Marriage licenses are by appointment only and courts are conducting hearings over the internet; their jury trials have been suspended through June 22.

One county department doing big business during this month-plus coronavirus Stay at Home order is the county landfill.

Clark Slacum, the county engineer whose Road & Bridge Department runs the landfill, said 187 citizens used the landfill Saturday.

Gothia said he was concerned that each visitor to the landfill had to interact with an employee to pay for the service.

Because of that, he suggested doing away with landfill charges until the end of this of virus threat.

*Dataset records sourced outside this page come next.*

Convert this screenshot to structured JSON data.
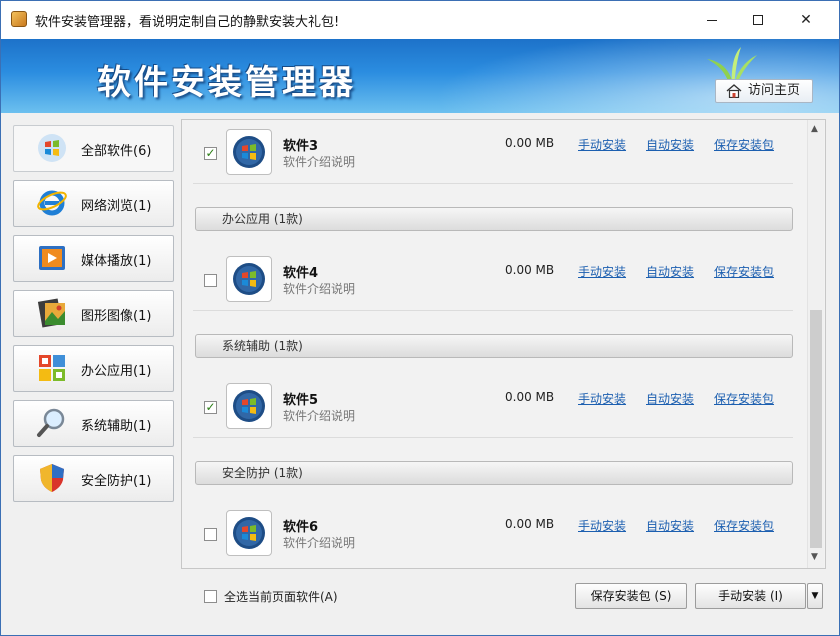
{
  "window": {
    "title": "软件安装管理器，看说明定制自己的静默安装大礼包!",
    "banner_title": "软件安装管理器",
    "home_button": "访问主页"
  },
  "sidebar": {
    "items": [
      {
        "label": "全部软件(6)",
        "icon": "windows-logo-icon"
      },
      {
        "label": "网络浏览(1)",
        "icon": "ie-browser-icon"
      },
      {
        "label": "媒体播放(1)",
        "icon": "media-player-icon"
      },
      {
        "label": "图形图像(1)",
        "icon": "image-film-icon"
      },
      {
        "label": "办公应用(1)",
        "icon": "office-apps-icon"
      },
      {
        "label": "系统辅助(1)",
        "icon": "magnifier-icon"
      },
      {
        "label": "安全防护(1)",
        "icon": "shield-icon"
      }
    ]
  },
  "list": {
    "rows": [
      {
        "name": "软件3",
        "desc": "软件介绍说明",
        "size": "0.00 MB",
        "checked": true
      },
      {
        "name": "软件4",
        "desc": "软件介绍说明",
        "size": "0.00 MB",
        "checked": false
      },
      {
        "name": "软件5",
        "desc": "软件介绍说明",
        "size": "0.00 MB",
        "checked": true
      },
      {
        "name": "软件6",
        "desc": "软件介绍说明",
        "size": "0.00 MB",
        "checked": false
      }
    ],
    "categories": [
      "办公应用 (1款)",
      "系统辅助 (1款)",
      "安全防护 (1款)"
    ],
    "link_manual": "手动安装",
    "link_auto": "自动安装",
    "link_save": "保存安装包"
  },
  "bottom": {
    "select_all": "全选当前页面软件(A)",
    "save_button": "保存安装包 (S)",
    "manual_button": "手动安装 (I)"
  },
  "colors": {
    "banner": "#2b8de0",
    "link": "#1c5fb0",
    "check": "#2a7d14"
  }
}
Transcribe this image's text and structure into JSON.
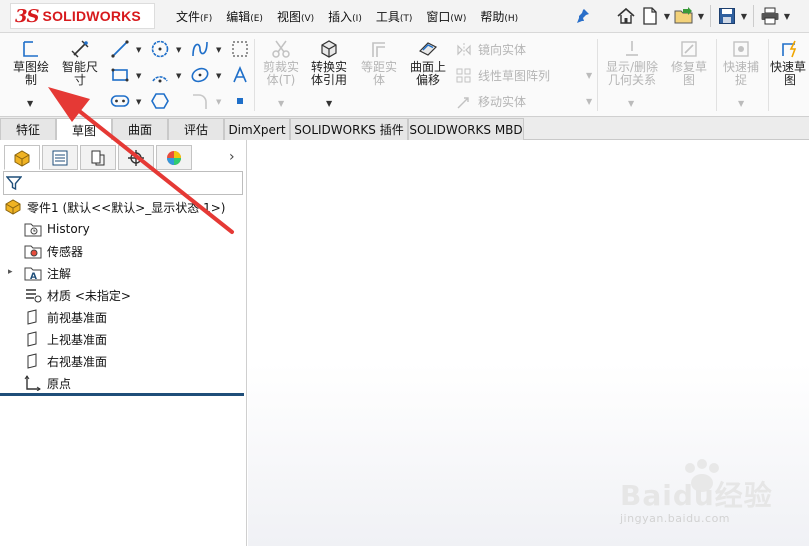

Commissioners opened the meeting by voting to continue the county’s Declaration of Disaster in place at least until their first May meeting, on May 12.

The disaster designation will be important if the federal government authorizes repayment to local governments for expenses incurred because of COVID-19.

The commissioners also said they would approve free use of the landfill by county residents until at least May 12.

The collection station is open Tuesdays and Thursdays from 7 a.m. to 6 p.m. and from 7 a.m. to 5 p.m. on Saturdays.

For its third meeting in five weeks, attendance in the commissioners’ courtroom was again limited to 10 people Tuesday. Department heads took turns in the room covering their agenda items.

Tim Funchess was introduced Tuesday as Orange County’s new Purchasing Agent during Commissioners’ Court. Parrish was formerly Jefferson County Treasurer.

Tim Funchess was introduced as the county’s new Purchasing Agent. Dale Parish of the Lower Neches Sabine Water Conservation District board accepted a proclamation declaring April 26-May 3 “National Soil Stewardship Week.”

Pennee Schmitt, county auditor, presented $27,830 in weekly bills for April 7 and $493,930 in bills for April 14, all of which were approved to be paid.

Commissioners recognized receipt of $406,169 from the state Comptroller as its half-cent Sales Tax payment for February 2020.

The county OK’d what Gothia said was the final payment to Wendorf, Beward & Partners for its services as grant manager after Tropical Storm Harvey, a check for $40,222.

Wendorf Beward handled the paperwork for more than $10 million in FEMA reimbursements. But Traylor & Associates won the competitive bidding for the grant management current contract.

Slacum presented commissioners with a list of road projects for the rest of the year. He asked each of the five to prioritize ones for their precincts.

“We don’t have near enough money to do them all,” Slacum said. “Every year, we work until the money or time runs out.”